Speech and hearing science professor Amy Glaspey teaches an undergraduate class on phonetics, one of Andersen’s favorite classes so far. Glaspey recalls Andersen having “a constant curiosity and constant interest and presence”.

Glaspey’s class examines phonological development using a sound symbol system that provides a way to assess how a person speaks, their sound production, and where they might have difficulty with pronunciation.

Glaspey said it’s not uncommon for students who have had a personal connection or experience with communication difficulties, like Andersen, to later gravitate to the field as adults. She said that the CSD major is broad by design, as it offers many opportunities in different fields and areas of interest.

“The undergraduate communication sciences and disorders major is a stepping stone to so many amazing fields,” Glaspey said. “Many students choose to pursue specialized graduate studies, and many seek opportunities in education, health, psychology, or as speech pathology or audiology assistants. The scope of work and opportunities is vast.

What sets UM apart, Glaspey said, is the level of faculty expertise, small class sizes, and the opportunity for undergraduates to seek and receive research experience. CSD seniors can complete a research-based capstone and they have the opportunity to apply for a mentorship experience by a faculty member in their respective research area.
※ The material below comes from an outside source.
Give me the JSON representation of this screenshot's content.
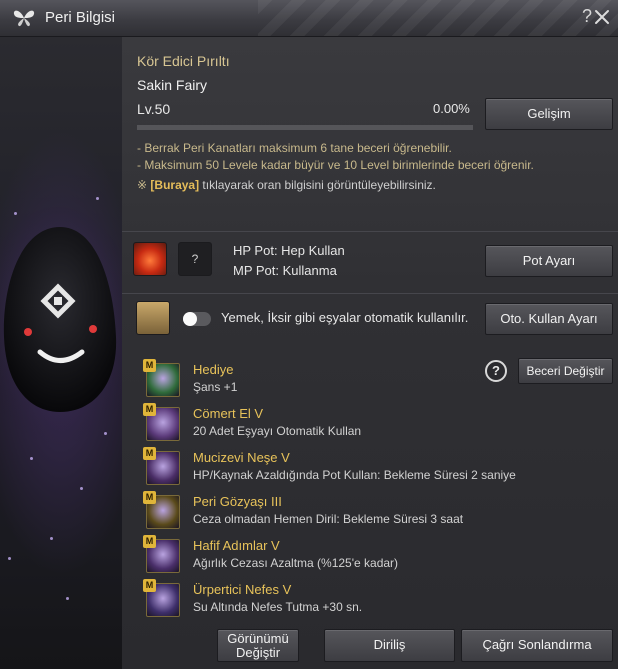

At UM, Andersen finds other ways to connect the dots when it comes to the various ways people communicate and find trust. An avid skier, Andersen volunteers with the Whitefish-based DREAM Adaptive Recreation program. The program provides responsive and inclusive recreational opportunities throughout the year. Andersen volunteers throughout the winter, helping children and young adults learn to use their bodies in an adaptive and inclusive environment to recreate themselves safely.

“There is an opportunity in these spaces to help people who struggle to communicate, to find confidence,” she said. “I find a lot of similarities in my communication lessons when working with people with disabilities outdoors. And I really like that, because it’s like watching someone overcome a perceived limit.

In addition to the great outdoors and the mountains, faith has also been a founding element of Andersen’s journey. She is active with UM’s Young Life, an organization of Christian students who share ideas about spirituality and spend time together.

“There’s a really cool student community in Young Life,” she said. “I didn’t necessarily expect to find that here, but I found a great group of friends, and UM feels like a second home now.”

As for what the future might hold, Andersen said she’s focused on the moment.

“I know I want to work with kids and help kids like me who are struggling,” she said. “Kids who have had a unique start when it comes to language, but are also smart and hardworking. It’s a super interesting area with a huge impact on life.